OAI Provider details

A barebones OAI Provider is publically available at /oai. Only MODS output is supported, Dublin Core is not available.

Two verbs are supported:

  • GetRecord - Given an ark, will return information about the item related to that ark, a single record.
  • ListRecords - No arguments are required, all qualified records will be returned, without pagination.

The implementation details are located in the oh_staff_ui\classes\OralHistoryMods.py class. The populate_fields() method contains the methods called for each element in the MODS record.

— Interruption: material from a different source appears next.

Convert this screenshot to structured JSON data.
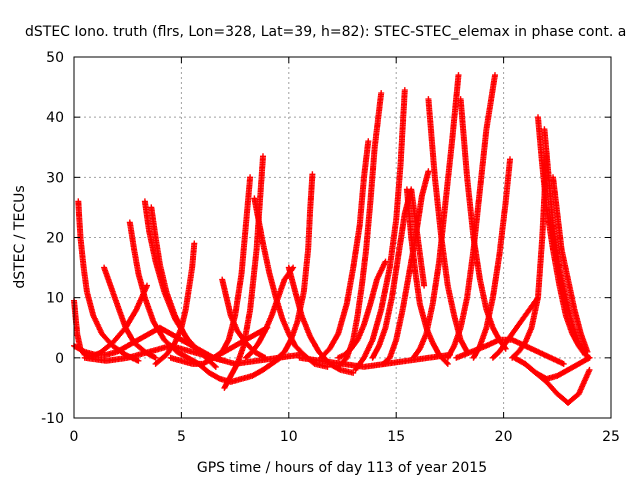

If an item contains the following subjects, the subject value is not included in the MODS subject output:

  • Arts, Literature, Music, and Film
  • Donated Oral Histories
  • Latinas and Latinos in Music
  • Latinas and Latinos in Politics
  • Mexican American Civil Rights

Descriptions of following type are not included in the MODS Description element:

  • adminnote
  • tableOfContents

If a Description is of type abstract an Abstract MODS element is created for this data, not a Description element.

The human readable label for the Description field can be different than the internal Description type, the mapping is as follows:

Description Type Display Label
biographicalnote Biographical Information
interviewerhistory Interviewer Background and Preparation
personpresent Persons Present
place Place Conducted
processinterview Processing of Interview
supportingdocuments Supporting Documents

The Location element contains information associated with the file location (url) of files associated with an item. This also has some label mapping to be aware of based on the internal file_code:

File Code Display Label
pdf_master Interview Full Transcript (PDF)
text_master_transcript (file ends with .html) Interview Full Transcript (Printable Version)
text_master_transcript (all other cases) Interview Full Transcript (TEI/P5 XML)
text_master_biography Interviewee Biography
text_master_interview_history Interview History
pdf_master_appendix Appendix to Interview
text_master_appendix Appendix to Interview
pdf_master_resume Narrator's Resume

Preparing a release

Our deployment system is triggered by changes to the Helm chart. Typically, this is done by incrementing image:tag (on or near line 9) in charts/prod-ohstaff-values.yaml. We use a simple semantic versioning system:

  • Bug fixes: update patch level (e.g., v1.0.1 to v1.0.2)
  • Backward compatible functionality changes: update minor level (e.g., v1.0.1 to v1.1.0)
  • Breaking changes: update major level (e.g., v1.0.1 to v2.0.0)

In addition to updating version in the Helm chart, update the Release Notes in oh_staff_ui/templates/oh_staff_ui/release_notes.html. Put the latest changes first, following the established format.